Zero Visibility. After laboriously working their way up the mountain, the remaining seven climbers reached the 17,300-ft. level by Feb. 26. One day later, all seven tried a 3,000-ft. dash to the summit. They were forced back by "white-out"--zero visibility, caused by fog against the snow. Next day, three of the party--Art Davidson, Ray Genet and Dave Johnston--struck out again for the top, finally made it at 7 p.m., paused just long enough to bury Batkin's cap and started back down, only to run into a raging storm.

For six days, the three huddled in a trench at 18,200 ft. Their supplies ran out, and only the lucky discovery of a food cache left by summertime climbers saved them. Unaware of the cache, their four companions 900 ft. below gave them up for lost; Blomberg and John Edwards battled their way back to 10,000 ft. and stamped out a message in the snow: WEX6--DON-HELP. An observation plane relayed it to Anchorage. Instantly a massive rescue operation was under way.

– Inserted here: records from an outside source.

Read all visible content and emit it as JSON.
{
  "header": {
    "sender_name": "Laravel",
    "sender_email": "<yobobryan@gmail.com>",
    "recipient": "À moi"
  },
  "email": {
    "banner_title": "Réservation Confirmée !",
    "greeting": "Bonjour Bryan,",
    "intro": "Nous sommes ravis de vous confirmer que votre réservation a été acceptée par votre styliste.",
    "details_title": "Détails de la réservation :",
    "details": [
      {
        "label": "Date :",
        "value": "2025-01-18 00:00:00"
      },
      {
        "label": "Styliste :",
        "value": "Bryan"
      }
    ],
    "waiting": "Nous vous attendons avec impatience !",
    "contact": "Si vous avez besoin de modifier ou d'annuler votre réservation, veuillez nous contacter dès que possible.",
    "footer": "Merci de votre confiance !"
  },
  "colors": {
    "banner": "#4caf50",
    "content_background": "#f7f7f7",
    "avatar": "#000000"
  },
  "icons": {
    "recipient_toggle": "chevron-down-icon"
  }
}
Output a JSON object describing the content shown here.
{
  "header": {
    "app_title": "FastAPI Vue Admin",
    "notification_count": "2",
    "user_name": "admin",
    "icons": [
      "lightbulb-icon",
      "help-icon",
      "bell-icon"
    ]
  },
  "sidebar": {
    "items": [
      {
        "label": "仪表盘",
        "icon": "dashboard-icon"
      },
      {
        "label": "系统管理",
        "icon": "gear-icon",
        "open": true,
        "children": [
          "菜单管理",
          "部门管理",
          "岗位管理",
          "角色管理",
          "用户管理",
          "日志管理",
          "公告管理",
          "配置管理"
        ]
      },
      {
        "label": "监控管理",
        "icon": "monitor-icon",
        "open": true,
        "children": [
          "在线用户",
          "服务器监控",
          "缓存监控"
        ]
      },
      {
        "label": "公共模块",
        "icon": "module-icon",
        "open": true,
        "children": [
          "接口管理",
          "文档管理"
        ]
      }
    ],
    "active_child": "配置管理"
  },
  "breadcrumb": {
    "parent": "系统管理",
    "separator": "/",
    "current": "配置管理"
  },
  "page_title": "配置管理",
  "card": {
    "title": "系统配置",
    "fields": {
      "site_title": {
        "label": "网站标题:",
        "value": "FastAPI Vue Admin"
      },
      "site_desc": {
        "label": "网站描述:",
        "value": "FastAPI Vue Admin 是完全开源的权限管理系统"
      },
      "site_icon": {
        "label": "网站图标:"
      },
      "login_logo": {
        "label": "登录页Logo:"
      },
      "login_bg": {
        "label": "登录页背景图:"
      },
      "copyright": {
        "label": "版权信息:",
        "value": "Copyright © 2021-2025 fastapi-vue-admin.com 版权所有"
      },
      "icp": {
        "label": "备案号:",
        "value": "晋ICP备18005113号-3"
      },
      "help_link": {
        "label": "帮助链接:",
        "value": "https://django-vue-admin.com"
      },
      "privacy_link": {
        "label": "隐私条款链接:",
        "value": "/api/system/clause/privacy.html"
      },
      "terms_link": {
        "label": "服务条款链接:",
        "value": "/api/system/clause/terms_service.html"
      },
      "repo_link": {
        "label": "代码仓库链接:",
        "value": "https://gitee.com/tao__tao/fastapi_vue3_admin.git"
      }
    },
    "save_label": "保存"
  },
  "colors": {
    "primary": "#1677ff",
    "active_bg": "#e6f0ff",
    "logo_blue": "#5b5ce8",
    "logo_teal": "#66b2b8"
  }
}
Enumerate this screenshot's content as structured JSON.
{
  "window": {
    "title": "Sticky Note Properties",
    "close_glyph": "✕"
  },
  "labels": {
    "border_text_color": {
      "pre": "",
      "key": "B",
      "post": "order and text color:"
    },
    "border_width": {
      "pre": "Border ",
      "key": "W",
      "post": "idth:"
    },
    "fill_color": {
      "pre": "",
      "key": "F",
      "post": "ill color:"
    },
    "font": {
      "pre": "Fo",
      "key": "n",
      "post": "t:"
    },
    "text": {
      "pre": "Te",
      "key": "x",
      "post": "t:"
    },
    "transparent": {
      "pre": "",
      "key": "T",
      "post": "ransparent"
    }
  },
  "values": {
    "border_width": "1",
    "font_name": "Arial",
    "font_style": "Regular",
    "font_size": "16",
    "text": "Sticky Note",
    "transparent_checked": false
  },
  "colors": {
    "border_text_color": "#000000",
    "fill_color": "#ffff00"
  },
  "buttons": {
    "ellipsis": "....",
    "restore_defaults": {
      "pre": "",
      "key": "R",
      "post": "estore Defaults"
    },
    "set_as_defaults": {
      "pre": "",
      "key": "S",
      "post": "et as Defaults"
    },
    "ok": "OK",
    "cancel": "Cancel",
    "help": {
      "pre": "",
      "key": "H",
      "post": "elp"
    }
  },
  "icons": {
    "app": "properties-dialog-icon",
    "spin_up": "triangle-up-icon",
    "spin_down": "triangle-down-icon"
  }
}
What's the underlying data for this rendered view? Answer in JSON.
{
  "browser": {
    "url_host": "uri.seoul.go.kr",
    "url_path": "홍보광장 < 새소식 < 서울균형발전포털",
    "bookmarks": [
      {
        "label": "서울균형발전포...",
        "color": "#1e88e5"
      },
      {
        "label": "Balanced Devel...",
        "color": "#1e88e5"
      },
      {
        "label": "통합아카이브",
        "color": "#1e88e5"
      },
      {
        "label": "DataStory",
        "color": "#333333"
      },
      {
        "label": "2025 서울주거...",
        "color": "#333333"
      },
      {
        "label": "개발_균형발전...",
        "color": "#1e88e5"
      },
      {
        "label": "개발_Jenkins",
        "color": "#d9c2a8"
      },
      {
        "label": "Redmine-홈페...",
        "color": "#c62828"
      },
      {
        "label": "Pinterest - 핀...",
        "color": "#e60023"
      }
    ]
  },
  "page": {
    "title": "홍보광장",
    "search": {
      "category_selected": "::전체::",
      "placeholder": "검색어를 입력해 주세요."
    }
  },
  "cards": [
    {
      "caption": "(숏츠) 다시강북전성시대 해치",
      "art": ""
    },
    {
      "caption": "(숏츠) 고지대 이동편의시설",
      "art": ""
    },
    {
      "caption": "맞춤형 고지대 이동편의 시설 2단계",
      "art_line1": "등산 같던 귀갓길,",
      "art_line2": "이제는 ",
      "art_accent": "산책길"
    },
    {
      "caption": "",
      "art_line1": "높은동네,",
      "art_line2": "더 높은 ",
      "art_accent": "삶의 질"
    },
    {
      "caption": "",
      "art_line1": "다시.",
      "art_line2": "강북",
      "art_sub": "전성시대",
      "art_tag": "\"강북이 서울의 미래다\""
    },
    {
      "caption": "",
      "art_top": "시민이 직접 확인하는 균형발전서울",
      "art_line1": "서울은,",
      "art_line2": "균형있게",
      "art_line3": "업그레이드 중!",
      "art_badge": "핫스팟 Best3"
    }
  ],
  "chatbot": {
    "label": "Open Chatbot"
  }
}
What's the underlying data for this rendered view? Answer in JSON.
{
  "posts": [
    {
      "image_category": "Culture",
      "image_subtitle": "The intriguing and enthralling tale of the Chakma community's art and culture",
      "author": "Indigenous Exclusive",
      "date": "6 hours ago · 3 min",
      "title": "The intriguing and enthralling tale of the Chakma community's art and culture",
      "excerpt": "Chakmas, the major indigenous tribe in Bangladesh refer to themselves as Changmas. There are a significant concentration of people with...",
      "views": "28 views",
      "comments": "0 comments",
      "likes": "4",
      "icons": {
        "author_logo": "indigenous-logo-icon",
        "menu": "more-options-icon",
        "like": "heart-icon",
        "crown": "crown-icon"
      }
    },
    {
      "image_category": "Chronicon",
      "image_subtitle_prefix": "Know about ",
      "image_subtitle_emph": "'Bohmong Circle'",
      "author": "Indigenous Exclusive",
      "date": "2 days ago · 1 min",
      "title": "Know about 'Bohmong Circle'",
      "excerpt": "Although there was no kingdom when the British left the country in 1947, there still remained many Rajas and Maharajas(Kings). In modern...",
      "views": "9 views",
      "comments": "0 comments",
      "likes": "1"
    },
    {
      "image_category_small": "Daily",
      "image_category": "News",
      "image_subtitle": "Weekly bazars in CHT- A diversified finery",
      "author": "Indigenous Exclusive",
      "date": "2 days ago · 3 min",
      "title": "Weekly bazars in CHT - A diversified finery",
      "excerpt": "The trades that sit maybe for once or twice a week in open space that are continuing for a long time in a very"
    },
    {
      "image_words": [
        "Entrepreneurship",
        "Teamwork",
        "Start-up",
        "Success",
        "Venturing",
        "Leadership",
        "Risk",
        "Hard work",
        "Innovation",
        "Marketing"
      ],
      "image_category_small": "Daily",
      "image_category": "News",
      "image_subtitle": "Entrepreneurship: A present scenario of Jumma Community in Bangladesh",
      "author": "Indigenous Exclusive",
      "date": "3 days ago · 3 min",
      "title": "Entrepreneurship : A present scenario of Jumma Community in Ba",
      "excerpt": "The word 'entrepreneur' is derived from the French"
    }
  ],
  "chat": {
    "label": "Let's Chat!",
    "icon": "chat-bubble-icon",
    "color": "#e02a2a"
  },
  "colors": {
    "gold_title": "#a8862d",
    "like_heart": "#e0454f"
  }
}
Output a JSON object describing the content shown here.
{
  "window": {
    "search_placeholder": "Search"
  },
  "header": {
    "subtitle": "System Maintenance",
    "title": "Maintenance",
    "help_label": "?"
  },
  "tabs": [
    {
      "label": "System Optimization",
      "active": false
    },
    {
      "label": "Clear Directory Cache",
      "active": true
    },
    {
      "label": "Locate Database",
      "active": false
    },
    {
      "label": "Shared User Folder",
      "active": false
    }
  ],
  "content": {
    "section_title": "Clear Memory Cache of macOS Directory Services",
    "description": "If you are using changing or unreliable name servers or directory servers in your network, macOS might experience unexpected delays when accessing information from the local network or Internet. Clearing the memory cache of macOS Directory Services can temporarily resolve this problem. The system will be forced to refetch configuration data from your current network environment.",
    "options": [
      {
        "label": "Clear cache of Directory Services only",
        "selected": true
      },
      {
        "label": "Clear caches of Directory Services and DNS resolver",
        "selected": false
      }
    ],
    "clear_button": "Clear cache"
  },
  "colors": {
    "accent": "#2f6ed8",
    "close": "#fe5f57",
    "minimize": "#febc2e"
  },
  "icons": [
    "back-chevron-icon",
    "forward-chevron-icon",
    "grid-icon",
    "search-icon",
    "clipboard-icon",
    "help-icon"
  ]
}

Stiff & Frightening. Two Army "Huey" helicopters flew out of Talkeetna to search for the missing climbers. Up from Seattle to help came half a dozen volunteers, including Jim Whittaker, who in 1963 became the first American to scale Mount Everest. It took rescuers four days to locate the seven climbers. The summit men were picked up by helicopter at 13,350 ft. Blomberg and Edwards got back to the base camp by themselves; Wichman and Shiro Nishimae were located in an igloo at 10,200 ft. They were suffering from nothing more serious than stiff muscles, frostbite and a frightening feeling that they had used up a lot of their luck. What was it like up there? Blurted one of the climbers: "It was blowing like hell. Blowing like hell. Blowing like hell."